Fortunately, the attitude toward COPD is starting to change, and with it the amount of education that’s available. The American Lung Association has started to support COPD, and the National Institutes of Health recently launched a COPD awareness campaign.

Many patients are becoming Internet savvy, and organizations are sprouting Web sites to provide patient information.

The biggest help for COPD patients, however, is an underutilized opportunity — pulmonary rehab. Pulmonary rehab educates patients about their disease and how to live with it, including nutritional and exercise guidance and energy-conservation techniques, Carlin says.

Community
“One of the things that I found the saddest was the isolation that COPD patients feel,” Lawrence says. “They feel terribly alone with their disease.”

Part of the reason for that isolation is that patients are embarrassed by their condition and using oxygen. Being involved in a community of COPD patients can improve compliance. Lawrence says pulmonary rehab and support groups are a great place to find that community.
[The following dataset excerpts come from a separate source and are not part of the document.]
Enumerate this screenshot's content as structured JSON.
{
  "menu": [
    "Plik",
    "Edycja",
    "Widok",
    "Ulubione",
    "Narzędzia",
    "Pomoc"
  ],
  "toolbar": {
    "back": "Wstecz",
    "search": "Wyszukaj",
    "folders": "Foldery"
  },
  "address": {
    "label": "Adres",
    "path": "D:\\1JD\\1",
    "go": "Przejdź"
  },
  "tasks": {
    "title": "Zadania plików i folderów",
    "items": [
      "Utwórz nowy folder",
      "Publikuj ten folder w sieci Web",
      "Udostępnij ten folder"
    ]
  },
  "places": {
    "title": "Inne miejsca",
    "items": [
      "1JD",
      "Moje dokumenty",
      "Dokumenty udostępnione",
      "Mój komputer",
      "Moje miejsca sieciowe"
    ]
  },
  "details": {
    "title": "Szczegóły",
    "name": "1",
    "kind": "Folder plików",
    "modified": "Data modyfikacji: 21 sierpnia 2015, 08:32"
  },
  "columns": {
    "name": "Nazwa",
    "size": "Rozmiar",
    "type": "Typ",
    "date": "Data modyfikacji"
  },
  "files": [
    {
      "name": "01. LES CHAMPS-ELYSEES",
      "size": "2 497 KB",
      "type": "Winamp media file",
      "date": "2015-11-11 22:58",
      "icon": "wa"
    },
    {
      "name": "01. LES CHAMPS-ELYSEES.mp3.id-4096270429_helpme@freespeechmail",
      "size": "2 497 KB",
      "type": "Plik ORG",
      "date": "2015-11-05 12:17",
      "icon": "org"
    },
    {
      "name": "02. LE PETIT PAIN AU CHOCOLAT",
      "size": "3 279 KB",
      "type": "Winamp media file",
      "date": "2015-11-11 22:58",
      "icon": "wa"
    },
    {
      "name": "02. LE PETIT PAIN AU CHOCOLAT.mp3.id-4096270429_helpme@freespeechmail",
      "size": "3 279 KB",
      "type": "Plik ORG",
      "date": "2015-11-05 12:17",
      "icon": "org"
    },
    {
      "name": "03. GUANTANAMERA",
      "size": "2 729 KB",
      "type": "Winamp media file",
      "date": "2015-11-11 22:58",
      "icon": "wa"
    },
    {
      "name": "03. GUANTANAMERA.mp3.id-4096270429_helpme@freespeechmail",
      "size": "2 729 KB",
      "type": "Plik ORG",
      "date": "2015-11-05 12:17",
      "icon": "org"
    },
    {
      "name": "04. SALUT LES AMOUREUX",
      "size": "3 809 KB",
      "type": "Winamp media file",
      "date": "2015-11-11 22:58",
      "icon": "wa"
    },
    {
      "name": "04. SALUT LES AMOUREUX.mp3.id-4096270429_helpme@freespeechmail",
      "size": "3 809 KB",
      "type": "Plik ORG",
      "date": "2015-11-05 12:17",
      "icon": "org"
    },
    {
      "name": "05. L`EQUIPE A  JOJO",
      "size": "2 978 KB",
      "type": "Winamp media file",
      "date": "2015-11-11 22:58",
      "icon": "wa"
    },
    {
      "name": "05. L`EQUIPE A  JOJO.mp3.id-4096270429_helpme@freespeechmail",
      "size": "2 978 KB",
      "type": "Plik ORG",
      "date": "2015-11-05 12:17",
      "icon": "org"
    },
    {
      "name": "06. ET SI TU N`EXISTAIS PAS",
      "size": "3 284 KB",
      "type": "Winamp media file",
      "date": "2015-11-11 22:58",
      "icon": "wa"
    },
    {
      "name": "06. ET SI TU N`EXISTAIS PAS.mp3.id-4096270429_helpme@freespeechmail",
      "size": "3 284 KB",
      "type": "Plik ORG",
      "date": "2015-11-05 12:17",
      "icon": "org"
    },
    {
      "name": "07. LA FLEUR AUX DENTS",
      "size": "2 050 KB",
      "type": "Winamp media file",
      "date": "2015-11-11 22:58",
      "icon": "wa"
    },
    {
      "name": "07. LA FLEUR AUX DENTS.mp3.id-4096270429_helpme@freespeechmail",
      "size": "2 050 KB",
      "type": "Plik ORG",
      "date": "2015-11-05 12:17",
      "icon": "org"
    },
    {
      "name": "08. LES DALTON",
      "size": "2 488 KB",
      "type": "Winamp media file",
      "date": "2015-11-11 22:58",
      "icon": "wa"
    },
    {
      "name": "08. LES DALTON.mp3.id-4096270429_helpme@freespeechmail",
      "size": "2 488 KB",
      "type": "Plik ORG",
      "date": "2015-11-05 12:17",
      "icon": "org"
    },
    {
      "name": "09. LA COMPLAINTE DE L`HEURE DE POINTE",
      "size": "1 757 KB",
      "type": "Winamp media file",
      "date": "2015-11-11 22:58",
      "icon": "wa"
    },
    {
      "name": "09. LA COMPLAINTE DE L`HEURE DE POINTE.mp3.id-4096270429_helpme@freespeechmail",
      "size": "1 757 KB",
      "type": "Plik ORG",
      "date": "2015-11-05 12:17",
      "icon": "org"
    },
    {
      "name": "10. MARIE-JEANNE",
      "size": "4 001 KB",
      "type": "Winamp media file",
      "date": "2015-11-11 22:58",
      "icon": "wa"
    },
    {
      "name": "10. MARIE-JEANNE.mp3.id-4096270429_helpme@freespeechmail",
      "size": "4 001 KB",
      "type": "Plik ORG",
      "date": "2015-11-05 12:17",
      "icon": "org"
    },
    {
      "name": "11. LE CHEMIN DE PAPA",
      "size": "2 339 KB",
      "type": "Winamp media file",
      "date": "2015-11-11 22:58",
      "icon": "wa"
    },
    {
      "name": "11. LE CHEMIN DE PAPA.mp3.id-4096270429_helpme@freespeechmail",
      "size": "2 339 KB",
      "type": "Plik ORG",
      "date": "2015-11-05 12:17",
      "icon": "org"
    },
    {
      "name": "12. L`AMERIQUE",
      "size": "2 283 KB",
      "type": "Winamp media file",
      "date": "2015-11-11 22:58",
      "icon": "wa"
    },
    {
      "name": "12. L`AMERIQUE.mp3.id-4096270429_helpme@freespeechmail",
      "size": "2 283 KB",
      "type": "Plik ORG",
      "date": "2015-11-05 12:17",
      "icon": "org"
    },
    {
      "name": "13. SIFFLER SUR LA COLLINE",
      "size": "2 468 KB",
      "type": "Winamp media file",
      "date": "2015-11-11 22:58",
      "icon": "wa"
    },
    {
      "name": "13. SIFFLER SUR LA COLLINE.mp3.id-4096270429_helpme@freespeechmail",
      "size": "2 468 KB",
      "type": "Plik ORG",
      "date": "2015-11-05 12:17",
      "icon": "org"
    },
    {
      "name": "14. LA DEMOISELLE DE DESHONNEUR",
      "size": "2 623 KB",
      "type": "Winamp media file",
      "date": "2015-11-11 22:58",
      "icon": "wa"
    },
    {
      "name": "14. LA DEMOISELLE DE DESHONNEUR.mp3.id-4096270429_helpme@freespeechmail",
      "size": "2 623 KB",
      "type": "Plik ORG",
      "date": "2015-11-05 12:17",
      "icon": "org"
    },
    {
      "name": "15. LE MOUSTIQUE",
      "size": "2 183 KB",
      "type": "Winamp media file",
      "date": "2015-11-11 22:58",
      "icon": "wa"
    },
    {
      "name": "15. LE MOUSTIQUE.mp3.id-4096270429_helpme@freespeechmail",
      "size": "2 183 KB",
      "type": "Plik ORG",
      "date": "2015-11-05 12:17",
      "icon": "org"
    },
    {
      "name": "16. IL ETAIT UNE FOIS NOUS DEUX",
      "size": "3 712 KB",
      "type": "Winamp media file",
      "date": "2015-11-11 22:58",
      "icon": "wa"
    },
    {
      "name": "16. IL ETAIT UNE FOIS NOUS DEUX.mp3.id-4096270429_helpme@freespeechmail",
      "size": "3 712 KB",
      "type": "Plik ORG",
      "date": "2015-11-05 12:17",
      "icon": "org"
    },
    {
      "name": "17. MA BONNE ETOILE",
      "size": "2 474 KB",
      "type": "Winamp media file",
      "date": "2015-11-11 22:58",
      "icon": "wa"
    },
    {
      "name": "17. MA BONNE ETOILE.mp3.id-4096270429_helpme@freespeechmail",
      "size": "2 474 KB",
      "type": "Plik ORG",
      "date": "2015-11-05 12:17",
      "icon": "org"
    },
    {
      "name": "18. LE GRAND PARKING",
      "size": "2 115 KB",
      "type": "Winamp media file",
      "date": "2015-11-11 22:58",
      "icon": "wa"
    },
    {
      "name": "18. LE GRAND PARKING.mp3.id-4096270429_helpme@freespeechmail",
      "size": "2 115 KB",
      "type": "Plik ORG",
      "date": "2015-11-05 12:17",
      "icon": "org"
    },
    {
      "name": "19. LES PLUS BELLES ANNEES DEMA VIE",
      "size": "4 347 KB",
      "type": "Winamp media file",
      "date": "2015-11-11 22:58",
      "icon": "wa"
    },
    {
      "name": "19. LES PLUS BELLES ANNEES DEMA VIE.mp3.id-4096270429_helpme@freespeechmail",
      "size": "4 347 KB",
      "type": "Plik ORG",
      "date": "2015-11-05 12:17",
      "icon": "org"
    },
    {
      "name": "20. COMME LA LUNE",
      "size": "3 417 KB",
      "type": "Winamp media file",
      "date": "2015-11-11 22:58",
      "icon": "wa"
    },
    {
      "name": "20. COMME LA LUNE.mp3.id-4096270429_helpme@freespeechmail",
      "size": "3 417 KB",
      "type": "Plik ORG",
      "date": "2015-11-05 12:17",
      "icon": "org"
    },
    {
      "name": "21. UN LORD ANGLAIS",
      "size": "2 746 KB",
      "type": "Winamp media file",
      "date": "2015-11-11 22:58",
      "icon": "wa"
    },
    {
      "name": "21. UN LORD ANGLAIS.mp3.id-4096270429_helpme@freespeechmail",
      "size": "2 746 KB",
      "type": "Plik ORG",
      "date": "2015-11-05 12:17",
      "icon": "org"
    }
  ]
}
In fact, many pulmonary rehab centers extend maintenance programs to patients to encourage them to come back to the center for exercise under staff guidance.

“Coming to a maintenance program helps maintain those social contacts,” Lawrence says.

Attitude
When it comes to how a COPD patient will cope with his or her condition, attitude is everything.

Lawrence recalls a COPD patient, always clad in a bow-tie and vest, who came to the pulmonary rehab center at Baylor University Medical Center in Dallas. “He’d had a good attitude about life all of his life,” she says. “His lung function was terrible, but he could do just as much as people with better lung function because he had a great attitude.”

Providers and respiratory therapists can make a difference in their clients’ attitudes by the help that they lend. “COPD is not high tech,” Lawrence says. “It’s really high touch.”